Included is a standard-def 56-minute documentary from the first Blu-ray, “Making the Connection: The Untold Stories of the French Connection,” which features real detective Sonny Grosso talking about the case that the movie was based upon. Rounding out the DVD holdovers are a handful of deleted scenes with intro by Friedkin–nothing special, and the outtakes are in even worse shape than the movie.
Gone is the brief intro by Friedkin defending the new color timing, and the 13-minute featurette on “Color Timing The French Connection,” where he walks viewers through the process of how he changed the film to match his original vision. Now, of course, one has to wonder whether the vision was a whim back in 2009.
Two music-related features are also included: the isolated score by Don Ellis, and “Cop Jazz,” a 10-minute feature on the composer’s score.
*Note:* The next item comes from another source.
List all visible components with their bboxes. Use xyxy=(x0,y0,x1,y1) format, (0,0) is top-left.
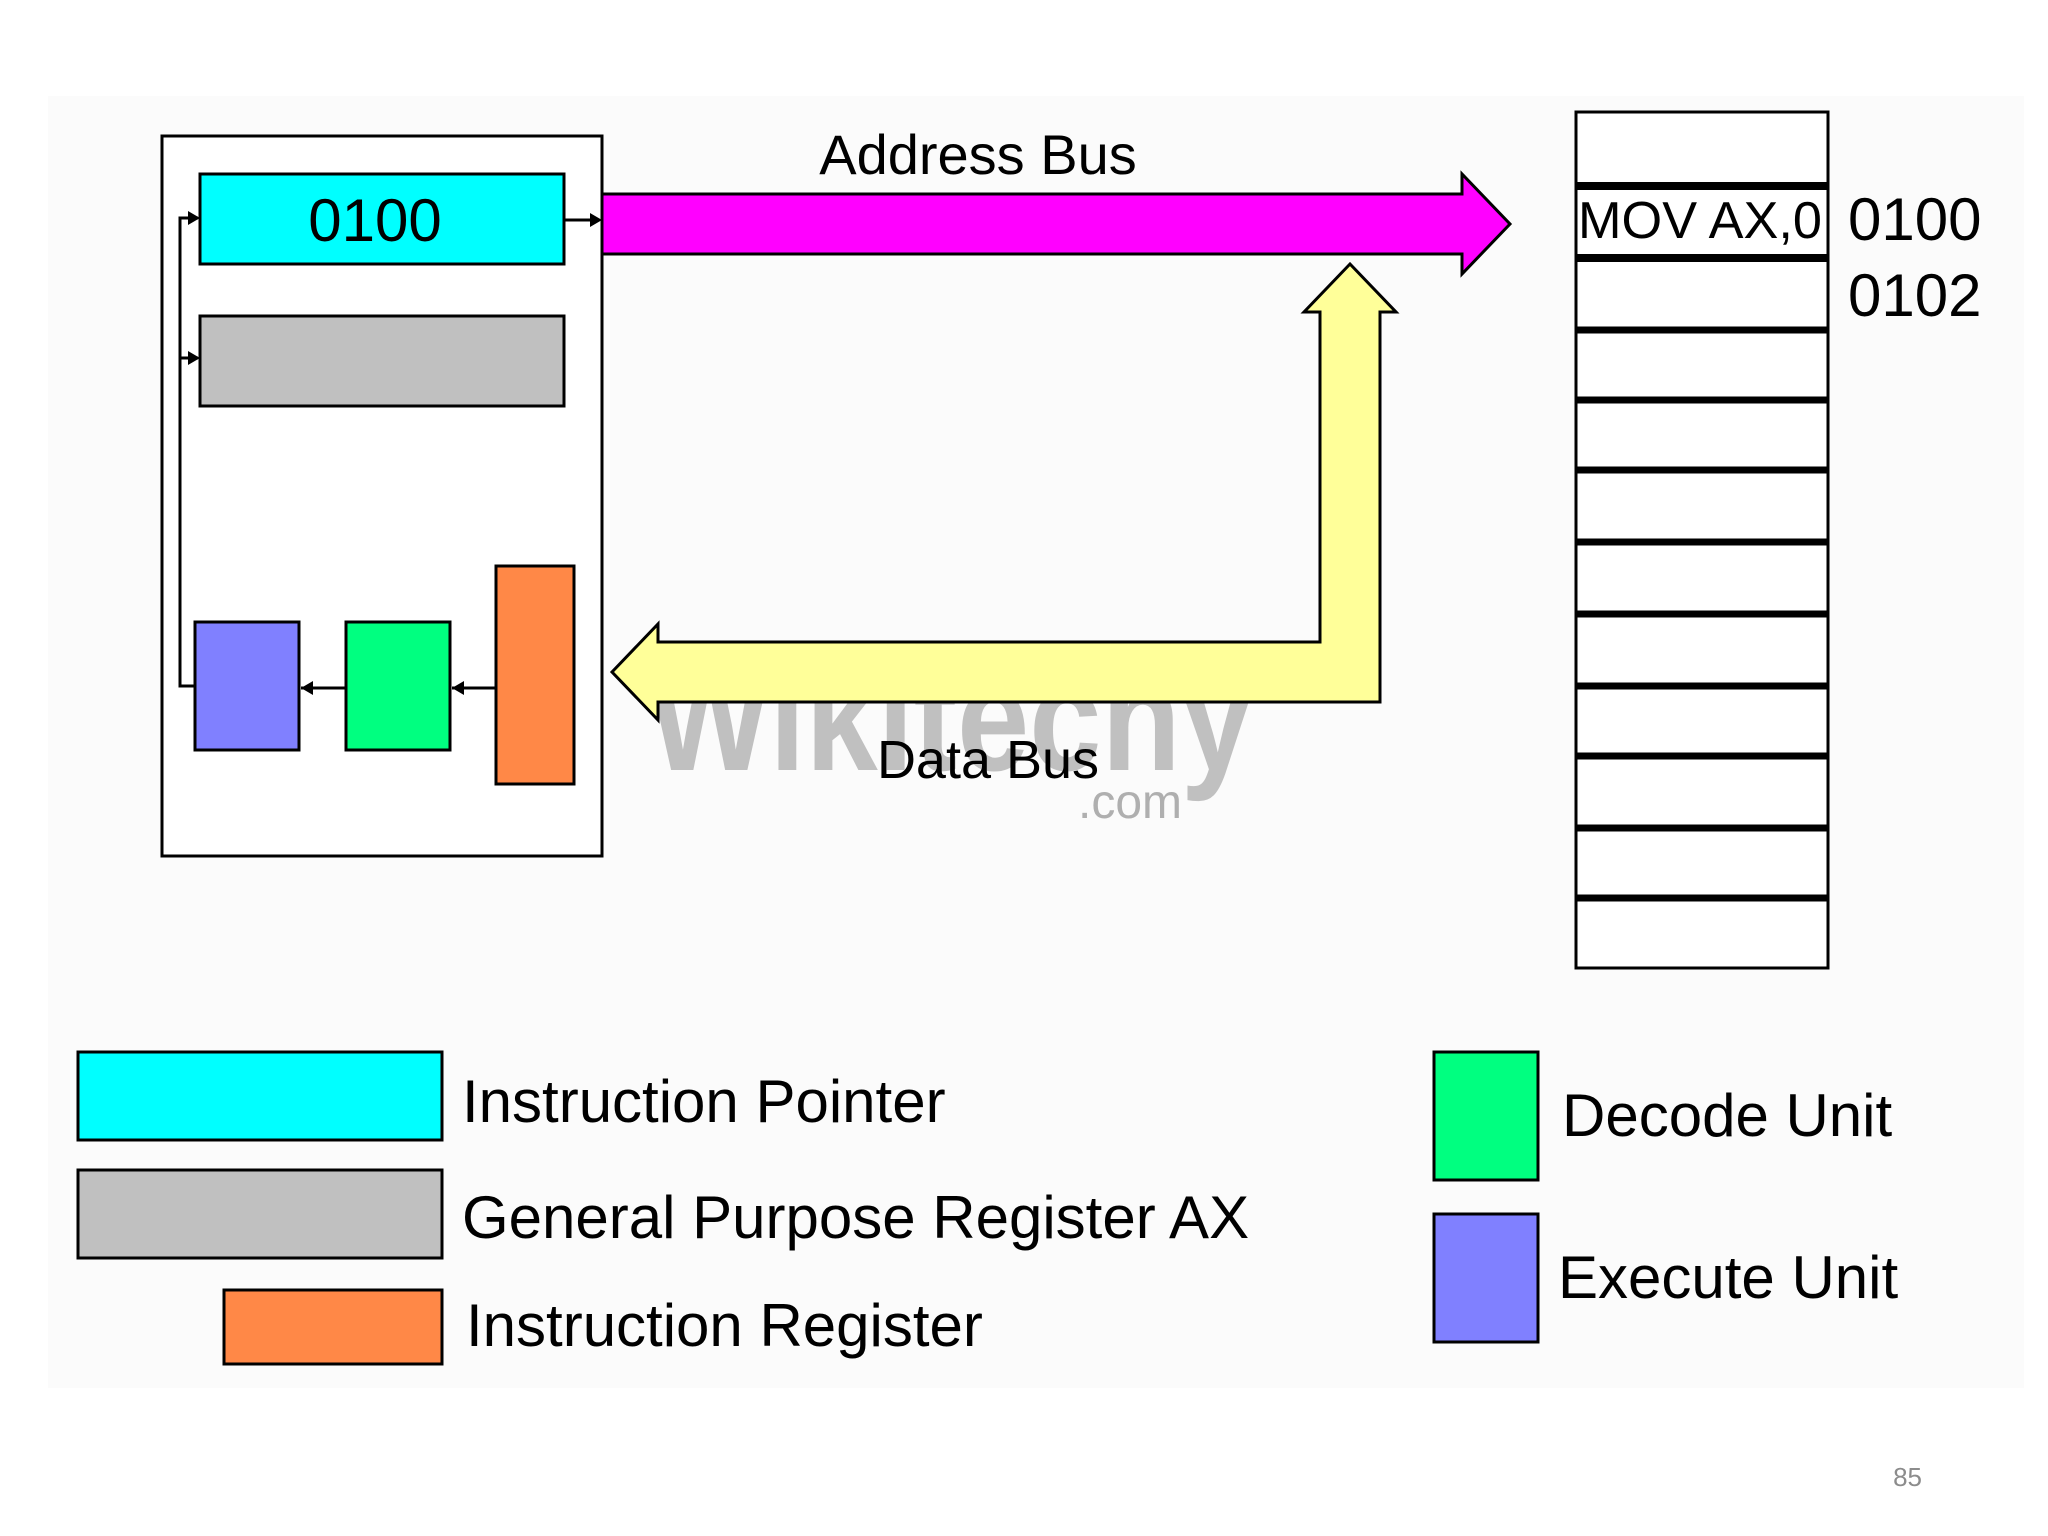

As far as I’m concerned, the best features are a 20-minute conversation that Friedkin has with Grosso (though it does overlap some with the feature) and “Anatomy of a Chase,” another 20-minute job that has Friedkin and producer Phil D’Antoni retracing the chase scene and talking about how they storyboarded it meticulously and shot it in real traffic.
The “signature” bonus feature in this series is a full-color 26-page booklet with photos, basic information, and essays on the director, Hackman, Scheider, and Fernando Rey.
Bottom Line:
If you have the DVD or first Blu-ray of “The French Connection” and want the best copy available, it’s here now in the Filmmakers Signature Series. The picture quality is much improved.